Wiele mówi się o tym, że w Kościele mamy wypaczony obraz Boga. Mylne wierzenia, źle zrozumiane Pismo Święte albo brak podstawowej wiedzy o własnej wierze powodują, że część z nas ma własnego boga, który z Jedynym Bogiem ma niewiele wspólnego. Odpowiedzią jest zawsze ewangelizacja. Co jednak zrobić z wyobrażeniami o katolikach? Zasady, według których staramy się żyć, są spisane i wydane w milionach, a nawet miliardach egzemplarzy. Zarówno Pismo Święte, jak i Katechizm Kościoła Katolickiego doczekały się aplikacji. Wszystko dostępne i bezpłatne. Mimo to na okładce pewnej książki można znaleźć opis, jakoby jej autorka walczyła o skrzywdzone kobiety, którym religia katolicka zakazuje czerpania przyjemności z pożycia małżeńskiego. Napotkani oczekują, że nie będziemy oburzać się na łamanie przyjętych społecznie (i często prawnie, jak sprzątanie po swoim psie) zasad, nie będziemy popełniać błędów jako kierowcy czy pracownicy, a także będziemy nadstawiać policzek swojego trzyletniego dziecka, bo coś im się obiło o uszy, że tak kazał Jezus. A skoro mowa o Jezusie, to szantażujący katolików (swoją ignorancją na temat ich wiary) jeszcze nie zdecydowali, czy jest On milutki niczym pluszowy miś i tacy sami powinni być Jego wyznawcy, czy może jest rozmiłowanym w cierpieniu i zauroczonym patriarchatem przywódcą i katolików trzeba unikać jak diabeł święconej wody.

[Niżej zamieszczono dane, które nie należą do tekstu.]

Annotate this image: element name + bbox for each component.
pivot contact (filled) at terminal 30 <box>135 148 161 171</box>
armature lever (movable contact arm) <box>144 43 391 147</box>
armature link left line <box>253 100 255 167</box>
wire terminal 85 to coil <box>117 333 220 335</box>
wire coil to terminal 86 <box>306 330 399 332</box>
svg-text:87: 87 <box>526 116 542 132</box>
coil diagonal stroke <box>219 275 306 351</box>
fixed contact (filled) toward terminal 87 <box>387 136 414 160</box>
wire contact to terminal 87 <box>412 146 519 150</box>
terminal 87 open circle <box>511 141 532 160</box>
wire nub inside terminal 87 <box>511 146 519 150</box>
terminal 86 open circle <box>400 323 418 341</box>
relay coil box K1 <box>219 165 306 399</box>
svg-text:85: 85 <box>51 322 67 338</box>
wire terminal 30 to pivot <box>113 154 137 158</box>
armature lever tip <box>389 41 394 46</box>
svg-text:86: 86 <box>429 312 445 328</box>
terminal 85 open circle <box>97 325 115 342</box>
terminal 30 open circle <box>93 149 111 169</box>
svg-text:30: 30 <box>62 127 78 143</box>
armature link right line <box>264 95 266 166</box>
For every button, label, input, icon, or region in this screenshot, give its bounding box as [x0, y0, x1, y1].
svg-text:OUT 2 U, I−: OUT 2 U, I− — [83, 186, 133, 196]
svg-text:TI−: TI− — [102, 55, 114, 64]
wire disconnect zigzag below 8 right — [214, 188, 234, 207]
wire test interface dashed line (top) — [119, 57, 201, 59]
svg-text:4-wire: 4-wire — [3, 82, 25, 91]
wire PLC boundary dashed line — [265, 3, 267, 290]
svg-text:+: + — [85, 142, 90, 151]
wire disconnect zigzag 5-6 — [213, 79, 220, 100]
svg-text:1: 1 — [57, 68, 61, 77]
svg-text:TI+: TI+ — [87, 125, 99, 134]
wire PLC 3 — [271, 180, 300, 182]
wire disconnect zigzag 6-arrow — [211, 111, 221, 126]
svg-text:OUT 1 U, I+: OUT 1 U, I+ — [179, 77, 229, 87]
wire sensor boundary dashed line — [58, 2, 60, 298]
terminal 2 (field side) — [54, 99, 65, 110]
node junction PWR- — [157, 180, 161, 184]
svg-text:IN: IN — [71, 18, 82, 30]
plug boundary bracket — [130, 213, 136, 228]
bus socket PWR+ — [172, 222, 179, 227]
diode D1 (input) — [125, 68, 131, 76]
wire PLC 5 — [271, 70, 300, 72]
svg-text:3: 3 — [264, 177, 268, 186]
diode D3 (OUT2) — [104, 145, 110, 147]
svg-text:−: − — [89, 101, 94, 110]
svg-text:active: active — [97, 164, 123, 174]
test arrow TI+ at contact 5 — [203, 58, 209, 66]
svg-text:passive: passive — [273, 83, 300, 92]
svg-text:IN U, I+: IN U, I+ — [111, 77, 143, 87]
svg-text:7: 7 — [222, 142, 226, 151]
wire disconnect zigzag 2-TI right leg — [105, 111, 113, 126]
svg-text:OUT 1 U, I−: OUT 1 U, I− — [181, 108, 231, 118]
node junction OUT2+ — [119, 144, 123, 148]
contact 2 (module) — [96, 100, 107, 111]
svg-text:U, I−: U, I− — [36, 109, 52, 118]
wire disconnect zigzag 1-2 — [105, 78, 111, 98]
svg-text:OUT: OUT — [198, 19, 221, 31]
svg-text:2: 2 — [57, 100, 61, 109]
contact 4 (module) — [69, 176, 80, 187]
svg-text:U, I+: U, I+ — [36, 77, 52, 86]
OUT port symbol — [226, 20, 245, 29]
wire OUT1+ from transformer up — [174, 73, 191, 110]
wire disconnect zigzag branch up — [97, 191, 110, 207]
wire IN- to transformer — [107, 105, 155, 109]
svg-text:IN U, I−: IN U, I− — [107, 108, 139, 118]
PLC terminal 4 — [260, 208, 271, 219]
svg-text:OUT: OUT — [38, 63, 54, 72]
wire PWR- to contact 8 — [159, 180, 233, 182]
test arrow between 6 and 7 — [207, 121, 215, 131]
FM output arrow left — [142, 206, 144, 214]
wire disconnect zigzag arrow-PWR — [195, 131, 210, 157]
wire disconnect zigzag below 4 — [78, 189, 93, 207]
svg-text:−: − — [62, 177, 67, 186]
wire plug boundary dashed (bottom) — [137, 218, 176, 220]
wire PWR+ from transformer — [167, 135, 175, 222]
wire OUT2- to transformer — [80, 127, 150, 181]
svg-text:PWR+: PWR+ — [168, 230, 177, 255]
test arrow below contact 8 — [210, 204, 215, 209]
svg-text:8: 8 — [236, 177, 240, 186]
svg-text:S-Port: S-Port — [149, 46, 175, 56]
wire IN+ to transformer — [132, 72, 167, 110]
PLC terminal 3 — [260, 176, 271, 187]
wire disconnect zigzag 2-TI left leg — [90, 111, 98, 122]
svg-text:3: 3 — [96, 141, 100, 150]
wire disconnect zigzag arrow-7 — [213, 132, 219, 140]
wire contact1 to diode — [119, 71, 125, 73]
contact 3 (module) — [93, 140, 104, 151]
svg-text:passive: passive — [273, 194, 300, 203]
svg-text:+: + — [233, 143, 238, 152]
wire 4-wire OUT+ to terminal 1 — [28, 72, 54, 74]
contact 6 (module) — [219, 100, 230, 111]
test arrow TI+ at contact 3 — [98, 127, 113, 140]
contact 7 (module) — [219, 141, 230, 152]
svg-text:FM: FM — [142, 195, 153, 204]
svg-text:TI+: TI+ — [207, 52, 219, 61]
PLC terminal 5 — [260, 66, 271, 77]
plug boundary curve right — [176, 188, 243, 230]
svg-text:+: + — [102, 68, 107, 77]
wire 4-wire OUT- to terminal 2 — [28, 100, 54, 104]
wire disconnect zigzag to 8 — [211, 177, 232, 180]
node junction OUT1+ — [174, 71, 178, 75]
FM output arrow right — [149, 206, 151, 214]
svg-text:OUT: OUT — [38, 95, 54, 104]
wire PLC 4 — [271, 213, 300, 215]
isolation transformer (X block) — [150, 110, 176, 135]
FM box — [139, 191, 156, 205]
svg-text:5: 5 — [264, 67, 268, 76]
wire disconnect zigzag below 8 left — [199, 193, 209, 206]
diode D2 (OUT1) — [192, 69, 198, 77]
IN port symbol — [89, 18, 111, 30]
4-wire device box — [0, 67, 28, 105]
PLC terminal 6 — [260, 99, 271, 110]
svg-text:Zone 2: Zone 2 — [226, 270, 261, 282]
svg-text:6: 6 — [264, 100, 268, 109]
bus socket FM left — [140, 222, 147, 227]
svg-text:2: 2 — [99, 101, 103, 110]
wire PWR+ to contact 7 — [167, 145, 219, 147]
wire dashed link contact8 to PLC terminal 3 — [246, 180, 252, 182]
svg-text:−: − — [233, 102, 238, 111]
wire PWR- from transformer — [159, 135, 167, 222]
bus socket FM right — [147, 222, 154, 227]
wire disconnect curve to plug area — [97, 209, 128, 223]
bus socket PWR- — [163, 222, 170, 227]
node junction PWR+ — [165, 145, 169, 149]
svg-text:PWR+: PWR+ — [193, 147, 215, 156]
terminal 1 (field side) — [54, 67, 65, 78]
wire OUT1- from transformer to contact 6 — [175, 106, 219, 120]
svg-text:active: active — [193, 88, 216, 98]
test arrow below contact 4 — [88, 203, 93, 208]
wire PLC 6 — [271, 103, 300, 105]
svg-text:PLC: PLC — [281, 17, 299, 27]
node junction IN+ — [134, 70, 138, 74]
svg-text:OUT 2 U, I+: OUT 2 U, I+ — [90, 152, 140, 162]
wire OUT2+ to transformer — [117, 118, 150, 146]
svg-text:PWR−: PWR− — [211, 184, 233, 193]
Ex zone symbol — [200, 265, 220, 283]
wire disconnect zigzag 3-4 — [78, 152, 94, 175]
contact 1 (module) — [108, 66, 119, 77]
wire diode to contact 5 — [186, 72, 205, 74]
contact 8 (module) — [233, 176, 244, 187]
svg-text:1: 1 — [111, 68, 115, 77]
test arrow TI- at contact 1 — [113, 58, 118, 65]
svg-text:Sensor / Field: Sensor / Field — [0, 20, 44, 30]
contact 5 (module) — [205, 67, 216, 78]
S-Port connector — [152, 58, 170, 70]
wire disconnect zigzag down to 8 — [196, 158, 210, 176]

Co z tym wszystkim zrobić? Przede wszystkim: nie dać się szantażować. Dbałość o sumienie, świadomość swoich ułomności i popełnianych błędów to jedno. Hasło „Taki z ciebie katolik!” to zazwyczaj tandetny szantaż ludzi, którzy chcą, by wyznawca Chrystusa był dokładnie taki, jak im pasuje. My jednak mamy iść za Zbawicielem. Trudno uznać, że Jezus za wszelką cenę stronił od konfliktów i starał się być lubiany przez wszystkich. Nie to jest więc naszym celem.